Monday, February 1, 2016

What Makes Gracie Run? (Core Post)

I don't think I'm alone in loving the humor of Gracie Allen based on the laughs we heard in class. It's kind of the extreme logic deadpan that the a situation without falling into the rules of social situations. However, I'm not sure I can thus follow Patricia Mellencamp's argument where "Gracie is blatantly dominated not only by George's looks at the camera and directed monologues of the audiences..." (85). Mellencamp's argument is a bit of an extension of the Newcom/Hirsch and Gitlin debate last week, where she sides with Gitlin's argument by seeing the possibly transgressive act (Gracie's humor) as codified and contained by George's role in the show. So to challenge this idea would be the fact that Gracie makes her jokes in the first place is what matters, even if she never leaves the (very artificial, as Lynn Spigel notes) the diegesis that is the home.

Does Gracie ever become contained? Lucy is often thwarted in her plans—Gracie always gets what she wants. She just isn't aware of the mountains moving around her. In the episode, Gracie comes to her own decision to end her checking account. When she speeds, she befuddles the cop so much that he cannot give her a ticket. She moves to the front of the line at the bank in the monologue she tells by being "a crazy woman," only to voluntarily put herself in the back of the line. The obliviousness of Gracie of her own actions thus perhaps mirrors her obliviousness to the audience—if Gracie reveals her own awareness to being a character, does the joke work? 

Thinking about Gracie's verbal transgressions of society, I naturally turned toward Bakhtin's theory of the carnivalesque (a quick summary: societies with strong hierarchies always have a day in which all social order is erased and eccentric, sacrilegious humor rules the day. While made as a release so society could restrain itself the rest of the year, it was in these spaces where cultural and political revolution could begin). Could Gracie be seen as transgressive because of the way she follows her own logic? Is she simply the carnival—the necessary expression of subversive society? Mellencamp does concede, "Humor might have been women's weapon and tactic of survival, ensuring sanity, the triumph of the ego, and pleasure" (94). But to return to the television codes that prompted this, perhaps the fact Gracie slides in and out without needing to break the fourth wall is what makes her transgressive. Any containment is done by her own free will. George might contain her humor, but he certainly never contains her.

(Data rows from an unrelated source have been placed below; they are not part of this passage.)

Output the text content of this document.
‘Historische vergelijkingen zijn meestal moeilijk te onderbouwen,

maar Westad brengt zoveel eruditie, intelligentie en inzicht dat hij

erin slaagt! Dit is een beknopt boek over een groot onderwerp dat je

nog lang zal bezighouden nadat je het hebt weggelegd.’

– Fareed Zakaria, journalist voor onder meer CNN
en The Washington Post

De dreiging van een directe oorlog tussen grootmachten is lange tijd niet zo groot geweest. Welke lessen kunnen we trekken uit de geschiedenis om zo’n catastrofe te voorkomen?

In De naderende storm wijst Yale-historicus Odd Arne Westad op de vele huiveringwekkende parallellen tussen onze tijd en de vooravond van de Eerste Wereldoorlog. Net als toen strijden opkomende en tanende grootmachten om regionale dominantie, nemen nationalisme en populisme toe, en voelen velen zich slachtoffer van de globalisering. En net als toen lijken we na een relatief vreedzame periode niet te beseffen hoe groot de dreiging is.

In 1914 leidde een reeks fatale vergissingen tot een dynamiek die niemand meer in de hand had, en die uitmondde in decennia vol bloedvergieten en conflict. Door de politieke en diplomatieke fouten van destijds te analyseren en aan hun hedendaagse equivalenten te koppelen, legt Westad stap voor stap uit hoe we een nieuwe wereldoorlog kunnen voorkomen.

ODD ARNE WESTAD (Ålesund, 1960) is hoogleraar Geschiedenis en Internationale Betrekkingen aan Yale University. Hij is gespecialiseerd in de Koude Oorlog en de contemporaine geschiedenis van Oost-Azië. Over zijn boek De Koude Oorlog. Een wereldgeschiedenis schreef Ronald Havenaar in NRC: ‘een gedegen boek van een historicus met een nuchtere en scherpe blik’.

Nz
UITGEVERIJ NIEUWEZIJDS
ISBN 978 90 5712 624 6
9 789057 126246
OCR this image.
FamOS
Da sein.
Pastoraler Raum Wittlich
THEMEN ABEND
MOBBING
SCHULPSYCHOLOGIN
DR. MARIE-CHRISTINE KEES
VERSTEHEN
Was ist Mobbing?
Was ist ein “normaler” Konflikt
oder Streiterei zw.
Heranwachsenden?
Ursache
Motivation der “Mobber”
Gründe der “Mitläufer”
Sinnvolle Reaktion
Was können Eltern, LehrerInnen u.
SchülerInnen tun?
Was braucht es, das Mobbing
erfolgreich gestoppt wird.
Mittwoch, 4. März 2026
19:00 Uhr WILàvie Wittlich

This all makes me want to run down the history of transforming vaudeville comedy into narrative films that fit the genteel tradition as Steve Neale and Frank Krutnik discuss, which could easily be applied to Burns/Allen's integration into a number of Paramount movies in the 1930s, but it brings me to a larger point: how do vaudeville acts become "contained" by television narrative, which if we assume the Modelski model, privileges the segment/interruption model, and does that truly "contain" the humor? Or does the introduction of the desire of transgressive humor thus create the space for the N/H forum of ideas?

1 comment:

  1. The carnivalesque is a great lens through which to approach Gracie, though I wonder if it doesn't also prove Mellencamp's point, Peter. She functions as a revolutionary, mostly against language (taking meanings of words literally rather than idiomatically) and behavior (as with the cop and not getting a ticket). But her micro-revolution is constantly tamped down by George's desperate or dismissive looks to the camera suggesting she's kooky/eccentric.

    George functions as the hegemonic structure of society, the law and order and capitalistic commerce. You're totally right that the fact she makes these jokes at all is important, but she does not spin off into her own world of logic and morals. She has to return the real estate listings and does end up at the back of the line in the end. She is dominated by her role as a wife in the 1950s and despite efforts to fight against it, George generally gets the final word—inasmuch as he's a man and gets any word at all.